Attending camp means Vincent has a whole week to focus on the mandolin, he said. “At home, I may practice for a half hour or an hour a day,” he said. “I’m not going to put in four or five hours in a day like I will when I’m at a camp.”

Vincent and the other campers will have learned 12 new tunes by the time they perform their recital concert on Friday afternoon, Wicklund said.

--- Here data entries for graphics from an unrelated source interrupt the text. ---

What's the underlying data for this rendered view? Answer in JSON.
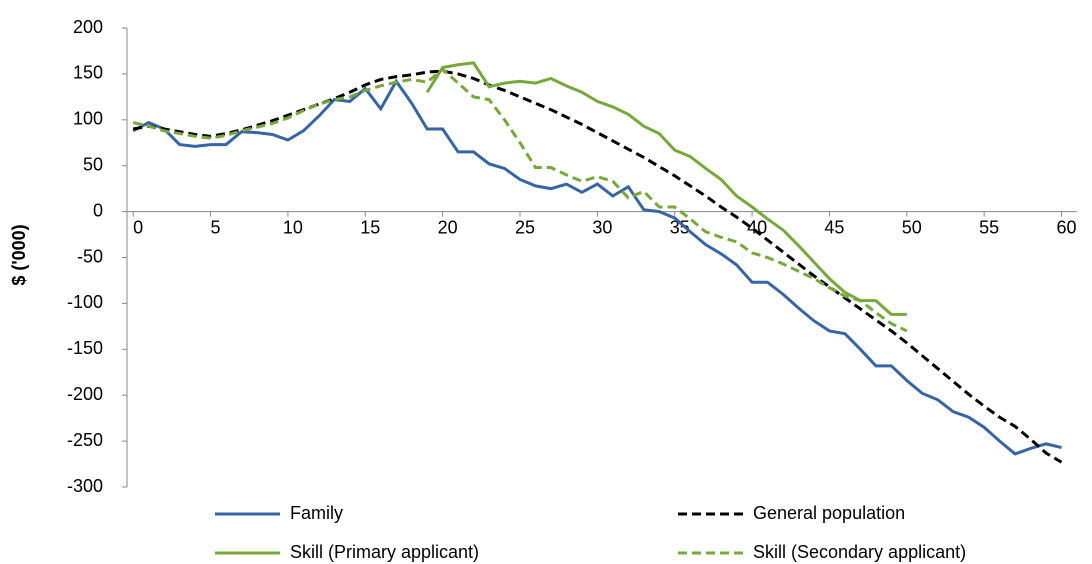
{
  "chart_data": {
    "type": "line",
    "ylabel": "$ ('000)",
    "x": [
      0,
      1,
      2,
      3,
      4,
      5,
      6,
      7,
      8,
      9,
      10,
      11,
      12,
      13,
      14,
      15,
      16,
      17,
      18,
      19,
      20,
      21,
      22,
      23,
      24,
      25,
      26,
      27,
      28,
      29,
      30,
      31,
      32,
      33,
      34,
      35,
      36,
      37,
      38,
      39,
      40,
      41,
      42,
      43,
      44,
      45,
      46,
      47,
      48,
      49,
      50,
      51,
      52,
      53,
      54,
      55,
      56,
      57,
      58,
      59,
      60
    ],
    "xlim": [
      -0.4,
      61
    ],
    "xticks": [
      0,
      5,
      10,
      15,
      20,
      25,
      30,
      35,
      40,
      45,
      50,
      55,
      60
    ],
    "ylim": [
      -300,
      200
    ],
    "yticks": [
      -300,
      -250,
      -200,
      -150,
      -100,
      -50,
      0,
      50,
      100,
      150,
      200
    ],
    "grid": false,
    "legend": "bottom",
    "series": [
      {
        "name": "Family",
        "color": "#3565a5",
        "dash": false,
        "values": [
          88,
          97,
          90,
          73,
          71,
          73,
          73,
          87,
          86,
          84,
          78,
          88,
          104,
          122,
          120,
          134,
          112,
          142,
          118,
          90,
          90,
          65,
          65,
          52,
          47,
          35,
          28,
          25,
          30,
          21,
          30,
          17,
          27,
          2,
          0,
          -7,
          -22,
          -36,
          -46,
          -58,
          -77,
          -77,
          -90,
          -105,
          -119,
          -130,
          -133,
          -150,
          -168,
          -168,
          -184,
          -198,
          -205,
          -218,
          -224,
          -235,
          -250,
          -264,
          -258,
          -253,
          -257
        ]
      },
      {
        "name": "General population",
        "color": "#000000",
        "dash": true,
        "values": [
          90,
          93,
          90,
          87,
          84,
          82,
          85,
          89,
          94,
          99,
          105,
          111,
          117,
          123,
          130,
          138,
          144,
          147,
          149,
          152,
          153,
          150,
          145,
          138,
          132,
          125,
          118,
          111,
          103,
          95,
          86,
          77,
          68,
          59,
          49,
          39,
          28,
          17,
          5,
          -6,
          -18,
          -31,
          -44,
          -57,
          -70,
          -82,
          -94,
          -106,
          -118,
          -130,
          -143,
          -157,
          -171,
          -185,
          -199,
          -212,
          -224,
          -234,
          -248,
          -263,
          -273
        ]
      },
      {
        "name": "Skill (Primary applicant)",
        "color": "#77a83a",
        "dash": false,
        "values": [
          null,
          null,
          null,
          null,
          null,
          null,
          null,
          null,
          null,
          null,
          null,
          null,
          null,
          null,
          null,
          null,
          null,
          null,
          null,
          130,
          157,
          160,
          162,
          136,
          140,
          142,
          140,
          145,
          137,
          130,
          120,
          114,
          106,
          93,
          85,
          67,
          60,
          47,
          35,
          17,
          5,
          -8,
          -20,
          -37,
          -55,
          -73,
          -88,
          -97,
          -97,
          -112,
          -112,
          null,
          null,
          null,
          null,
          null,
          null,
          null,
          null,
          null,
          null
        ]
      },
      {
        "name": "Skill (Secondary applicant)",
        "color": "#77a83a",
        "dash": true,
        "values": [
          97,
          93,
          88,
          85,
          82,
          80,
          83,
          88,
          92,
          96,
          102,
          110,
          117,
          122,
          125,
          132,
          137,
          141,
          144,
          141,
          155,
          140,
          125,
          122,
          100,
          75,
          48,
          48,
          40,
          33,
          38,
          33,
          15,
          22,
          5,
          5,
          -8,
          -22,
          -28,
          -33,
          -45,
          -50,
          -57,
          -65,
          -73,
          -83,
          -92,
          -97,
          -110,
          -122,
          -130,
          null,
          null,
          null,
          null,
          null,
          null,
          null,
          null,
          null,
          null
        ]
      }
    ]
  }
}
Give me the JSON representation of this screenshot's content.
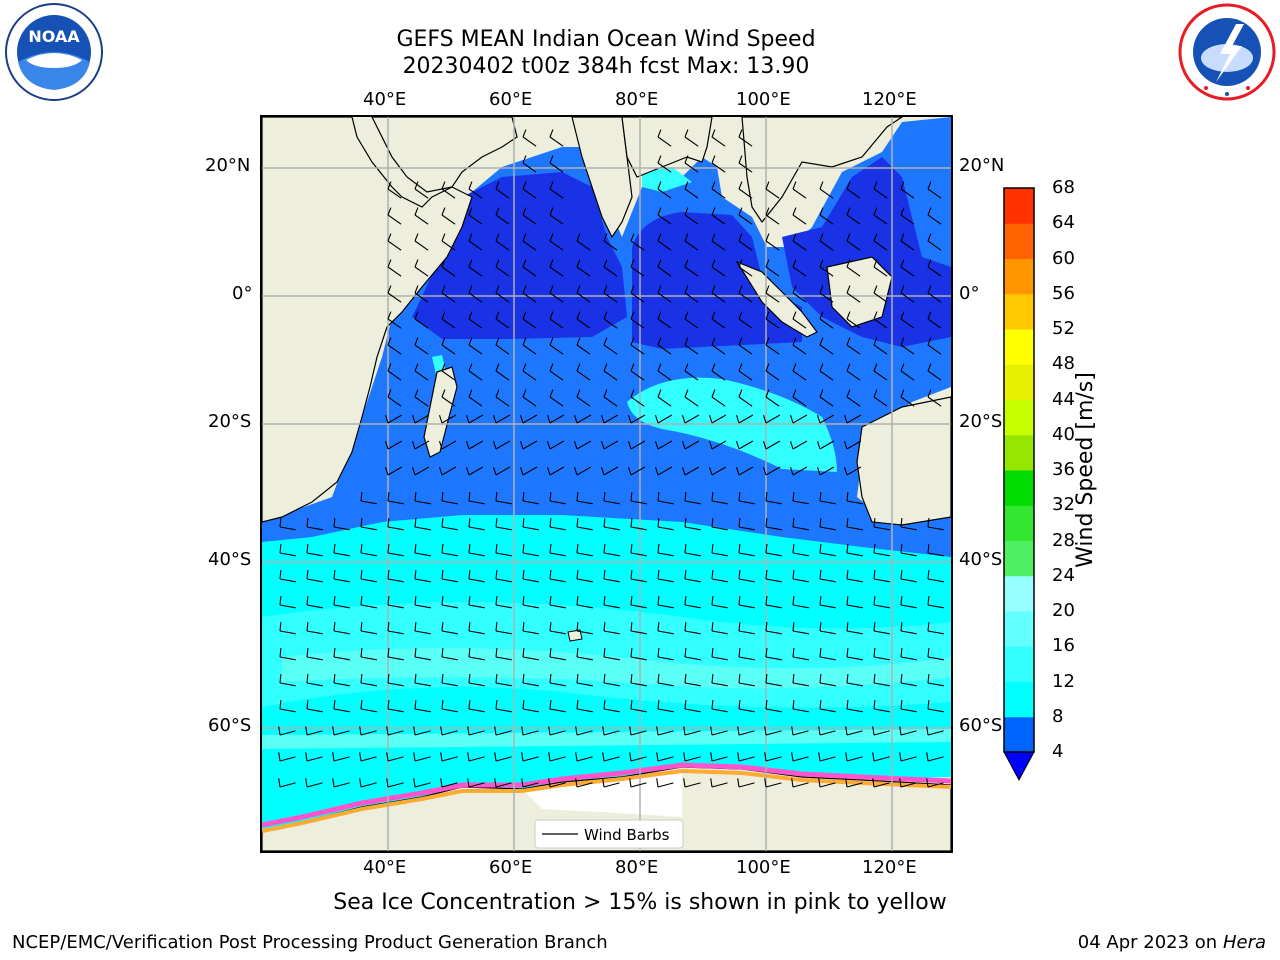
{
  "title": {
    "line1": "GEFS MEAN Indian Ocean Wind Speed",
    "line2": "20230402 t00z 384h fcst   Max: 13.90"
  },
  "logos": {
    "left": {
      "text": "NOAA",
      "ring_text": "NATIONAL OCEANIC AND ATMOSPHERIC ADMINISTRATION · U.S. DEPARTMENT OF COMMERCE"
    },
    "right": {
      "ring_text": "NATIONAL WEATHER SERVICE"
    }
  },
  "map": {
    "lon_ticks": [
      "40°E",
      "60°E",
      "80°E",
      "100°E",
      "120°E"
    ],
    "lat_ticks_left": [
      "20°N",
      "0°",
      "20°S",
      "40°S",
      "60°S"
    ],
    "lat_ticks_right": [
      "20°N",
      "0°",
      "20°S",
      "40°S",
      "60°S"
    ],
    "legend_label": "Wind Barbs",
    "colors": {
      "land": "#eeeedd",
      "ocean_blue": "#0000ff",
      "dark_blue": "#1a32e6",
      "mid_blue": "#1e78ff",
      "cyan_dark": "#00ffff",
      "cyan_light": "#32ffff",
      "cyan_pale": "#5afff5",
      "ice_pink": "#ff55cc",
      "ice_orange": "#ffaa33"
    }
  },
  "colorbar": {
    "label": "Wind Speed [m/s]",
    "ticks": [
      "4",
      "8",
      "12",
      "16",
      "20",
      "24",
      "28",
      "32",
      "36",
      "40",
      "44",
      "48",
      "52",
      "56",
      "60",
      "64",
      "68"
    ],
    "colors": [
      "#0064ff",
      "#00ffff",
      "#32ffff",
      "#64ffff",
      "#96ffff",
      "#50f064",
      "#32e632",
      "#00dc00",
      "#96e600",
      "#c8ff00",
      "#e6f000",
      "#ffff00",
      "#ffc800",
      "#ff9600",
      "#ff6400",
      "#ff3200",
      "#ff0000"
    ],
    "extend_color": "#0000ff"
  },
  "sea_ice_note": "Sea Ice Concentration > 15% is shown in pink to yellow",
  "footer": {
    "left": "NCEP/EMC/Verification Post Processing Product Generation Branch",
    "date": "04 Apr 2023 on ",
    "machine": "Hera"
  }
}
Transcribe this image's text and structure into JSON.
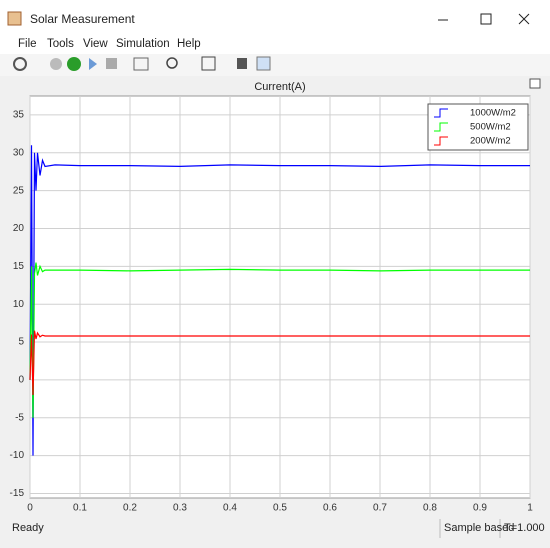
{
  "window": {
    "title": "Solar Measurement"
  },
  "menu": [
    "File",
    "Tools",
    "View",
    "Simulation",
    "Help"
  ],
  "chart_data": {
    "type": "line",
    "title": "Current(A)",
    "x": [
      0,
      0.003,
      0.006,
      0.009,
      0.012,
      0.015,
      0.02,
      0.025,
      0.03,
      0.05,
      0.1,
      0.2,
      0.3,
      0.4,
      0.5,
      0.6,
      0.7,
      0.8,
      0.9,
      1
    ],
    "series": [
      {
        "name": "1000W/m2",
        "color": "#0000ff",
        "values": [
          0,
          31,
          -10,
          30,
          25,
          30,
          27,
          29,
          28.2,
          28.4,
          28.3,
          28.3,
          28.2,
          28.4,
          28.3,
          28.3,
          28.2,
          28.4,
          28.3,
          28.3
        ]
      },
      {
        "name": "500W/m2",
        "color": "#00ff00",
        "values": [
          0,
          15,
          -5,
          14,
          15.5,
          13.8,
          15,
          14.3,
          14.5,
          14.5,
          14.5,
          14.4,
          14.5,
          14.6,
          14.5,
          14.5,
          14.4,
          14.5,
          14.5,
          14.5
        ]
      },
      {
        "name": "200W/m2",
        "color": "#ff0000",
        "values": [
          0,
          6,
          -2,
          6.5,
          5.4,
          6.2,
          5.7,
          5.9,
          5.8,
          5.8,
          5.8,
          5.8,
          5.8,
          5.8,
          5.8,
          5.8,
          5.8,
          5.8,
          5.8,
          5.8
        ]
      }
    ],
    "xlim": [
      0,
      1
    ],
    "xticks": [
      0,
      0.1,
      0.2,
      0.3,
      0.4,
      0.5,
      0.6,
      0.7,
      0.8,
      0.9,
      1
    ],
    "ylim": [
      -15.6,
      37.5
    ],
    "yticks": [
      -15,
      -10,
      -5,
      0,
      5,
      10,
      15,
      20,
      25,
      30,
      35
    ],
    "grid": true,
    "legend": "upper right"
  },
  "status": {
    "left": "Ready",
    "mode": "Sample based",
    "time": "T=1.000"
  }
}
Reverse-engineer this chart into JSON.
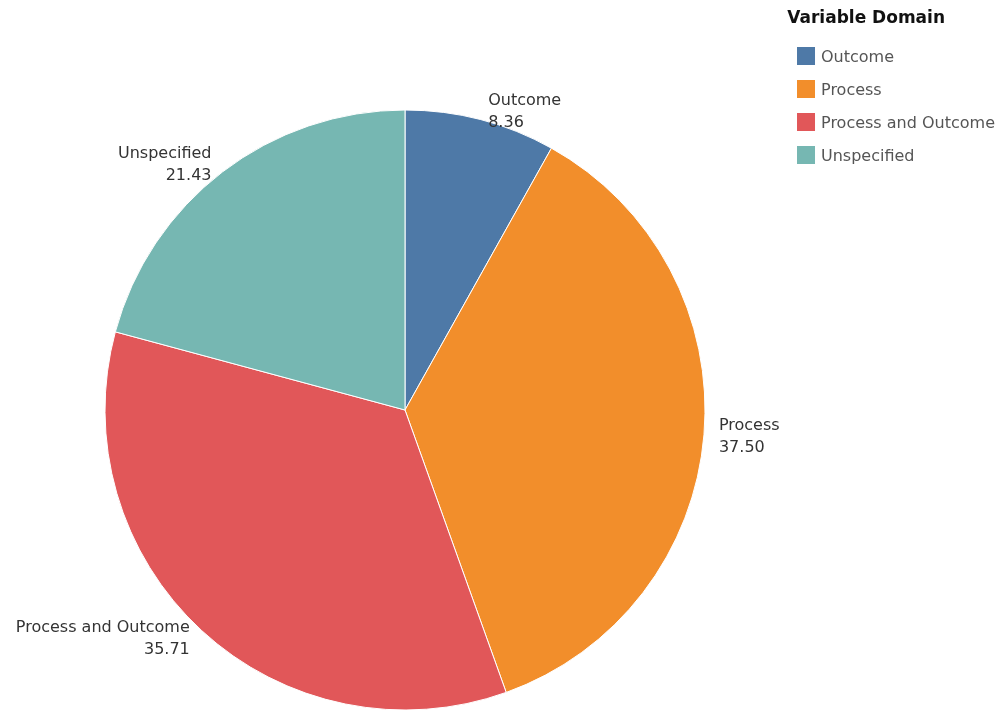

“There is something about a camp situation where people just learn so much faster,” he said. “We have three fiddle teachers this year — all of whom are teaching their classes, like, six to eight new tunes. They also learn how to play together — not only do they learn melodies, but they also learn how to play chords and accompany other musicians. One aspect of this camp is teaching how to play in a bluegrass context in which students learn not just the melodies, but the chords. They also learn how to sing the tunes and also how to sing in harmony. It’s just an amazing amount of music and skills that people learn in a really short amount of time.”

But, just like any summer camp, the best part of attending is creating community and making lifelong friends, Wicklund said.

“There are so many kids and adults who have met and become friends, and a lot of those friendships started 10 years ago and are still going strong.”

FIDDLE CAMP CONCERTS

The Fiddle Camp staff concert will be 7 p.m. Thursday at St. Paul Lutheran Church in Stillwater. The concert will feature Brian Wicklund, Danielle Enblom, A.J. Srubas, Joe Walsh and Mike Cramer. Tickets are $20 in advance; $25 at the door. To purchase tickets, go to https://www.eventbrite.com/e/fiddle-masters-concert-tickets-321415060097

The Fiddle Camp student recital will be 2:30 p.m. Friday at the church. It is free and open to the public.